From this Keck moved into manufacture of clothing, boots, and, most successfully, cabbage tree hats. He did not however limit his activities to inside the gaol - he also sent out overnight fishing parties from Woolloomooloo.

Keck was a man of culture and found some musicians among his prisoners. He was able to train and assemble small orchestras which were hired out to functions around Sydney Town.

woodcut Old Convict Woodcut

However, his most enterprising exploit was the establishment of brothel activities within the gaol for prisoners with spare earnings. It operated from the women's cells and proved so popular that he expanded it to include prostitutes from local brothels outside the gaol. Finally Keck installed two prostitutes in the courthouse next door, using lawyers' chambers that were empty at night, and allowing prisoners access to the court through the underground passage.

The courthouse is outside the south wall (on the right) stockade

As well as being able to buy the services of prostitutes, prisoners were able to buy food, tobacco and rum. They were able to buy candles so that they could continue carrying out work for him at night in their cells. Some were allowed, for a fee, to have a few days out of prison in which to carry out their own affairs. Gambling was conducted on cockroach races and card games.
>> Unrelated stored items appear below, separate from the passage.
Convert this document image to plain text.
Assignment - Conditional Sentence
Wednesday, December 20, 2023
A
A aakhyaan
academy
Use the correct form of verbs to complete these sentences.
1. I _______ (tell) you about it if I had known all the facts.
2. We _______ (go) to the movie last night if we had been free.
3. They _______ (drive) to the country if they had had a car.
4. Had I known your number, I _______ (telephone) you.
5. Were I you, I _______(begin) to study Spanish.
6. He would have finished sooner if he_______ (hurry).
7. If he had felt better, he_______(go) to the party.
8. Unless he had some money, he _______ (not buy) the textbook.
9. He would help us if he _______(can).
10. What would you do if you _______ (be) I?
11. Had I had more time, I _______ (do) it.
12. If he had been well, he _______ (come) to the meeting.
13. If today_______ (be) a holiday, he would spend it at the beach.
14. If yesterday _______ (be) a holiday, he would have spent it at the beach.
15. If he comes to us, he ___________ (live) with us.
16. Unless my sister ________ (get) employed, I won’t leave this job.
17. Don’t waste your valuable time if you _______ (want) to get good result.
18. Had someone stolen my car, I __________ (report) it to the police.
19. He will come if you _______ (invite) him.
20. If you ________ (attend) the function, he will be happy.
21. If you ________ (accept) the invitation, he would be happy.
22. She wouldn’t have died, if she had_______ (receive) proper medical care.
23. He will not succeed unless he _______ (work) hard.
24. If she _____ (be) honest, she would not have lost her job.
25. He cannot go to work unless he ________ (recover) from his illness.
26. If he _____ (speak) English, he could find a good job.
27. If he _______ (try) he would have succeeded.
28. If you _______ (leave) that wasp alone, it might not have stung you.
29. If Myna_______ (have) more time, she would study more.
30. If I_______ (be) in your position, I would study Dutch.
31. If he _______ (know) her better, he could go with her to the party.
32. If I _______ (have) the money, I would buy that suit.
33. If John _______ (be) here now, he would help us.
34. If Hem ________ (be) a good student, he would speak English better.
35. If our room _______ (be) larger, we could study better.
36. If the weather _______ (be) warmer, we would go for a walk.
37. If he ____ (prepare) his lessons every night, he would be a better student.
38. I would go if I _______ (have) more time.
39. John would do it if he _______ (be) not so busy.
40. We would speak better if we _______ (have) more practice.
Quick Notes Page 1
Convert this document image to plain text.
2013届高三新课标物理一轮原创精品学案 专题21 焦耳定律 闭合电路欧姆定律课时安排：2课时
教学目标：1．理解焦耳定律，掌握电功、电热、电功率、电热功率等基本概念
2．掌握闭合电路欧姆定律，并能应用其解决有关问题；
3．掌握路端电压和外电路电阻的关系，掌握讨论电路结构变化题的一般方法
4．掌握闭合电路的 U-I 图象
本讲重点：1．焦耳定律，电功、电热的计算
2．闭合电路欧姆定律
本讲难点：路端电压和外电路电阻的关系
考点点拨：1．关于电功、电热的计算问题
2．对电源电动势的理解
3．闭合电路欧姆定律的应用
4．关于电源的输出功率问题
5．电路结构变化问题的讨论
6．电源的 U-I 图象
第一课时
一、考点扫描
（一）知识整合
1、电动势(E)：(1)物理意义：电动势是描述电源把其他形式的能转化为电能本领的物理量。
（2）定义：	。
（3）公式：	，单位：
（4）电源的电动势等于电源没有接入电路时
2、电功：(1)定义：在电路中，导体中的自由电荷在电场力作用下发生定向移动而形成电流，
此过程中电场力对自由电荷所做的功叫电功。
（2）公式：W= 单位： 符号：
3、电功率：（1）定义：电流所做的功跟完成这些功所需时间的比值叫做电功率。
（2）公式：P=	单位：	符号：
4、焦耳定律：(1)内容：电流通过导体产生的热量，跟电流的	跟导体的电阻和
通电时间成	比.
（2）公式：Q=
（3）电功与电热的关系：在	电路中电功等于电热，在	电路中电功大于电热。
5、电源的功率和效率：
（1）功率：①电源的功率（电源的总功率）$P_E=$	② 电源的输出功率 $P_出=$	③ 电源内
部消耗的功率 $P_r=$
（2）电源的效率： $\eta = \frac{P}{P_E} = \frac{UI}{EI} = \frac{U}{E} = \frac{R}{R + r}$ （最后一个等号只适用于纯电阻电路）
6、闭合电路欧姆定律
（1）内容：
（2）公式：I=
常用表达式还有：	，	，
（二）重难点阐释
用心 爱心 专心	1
This state of affairs continued for eight years. Released prisoners who told of the proceedings in gaol were not believed as Keck was generous and popular in Sydney and inspectors saw only a smooth running operation.

His downfall came in 1849 when a prisoner was recognised on the streets when he should have been locked up. Next, Keck was seen driving around with a notorious thug as his coachman.

Finally, one of his orchestras became very drunk at a public function and refused to return to gaol. The story was published and warders came forward with sensational allegations.

Keck was sacked in 1849 and left the gaol. He was later appointed Clerk of the George Street Markets (now the Queen Victoria Building). He died in Surry Hills on Christmas Day in 1863, and you can find his gravestone in Camperdown Cemetery in Sydney.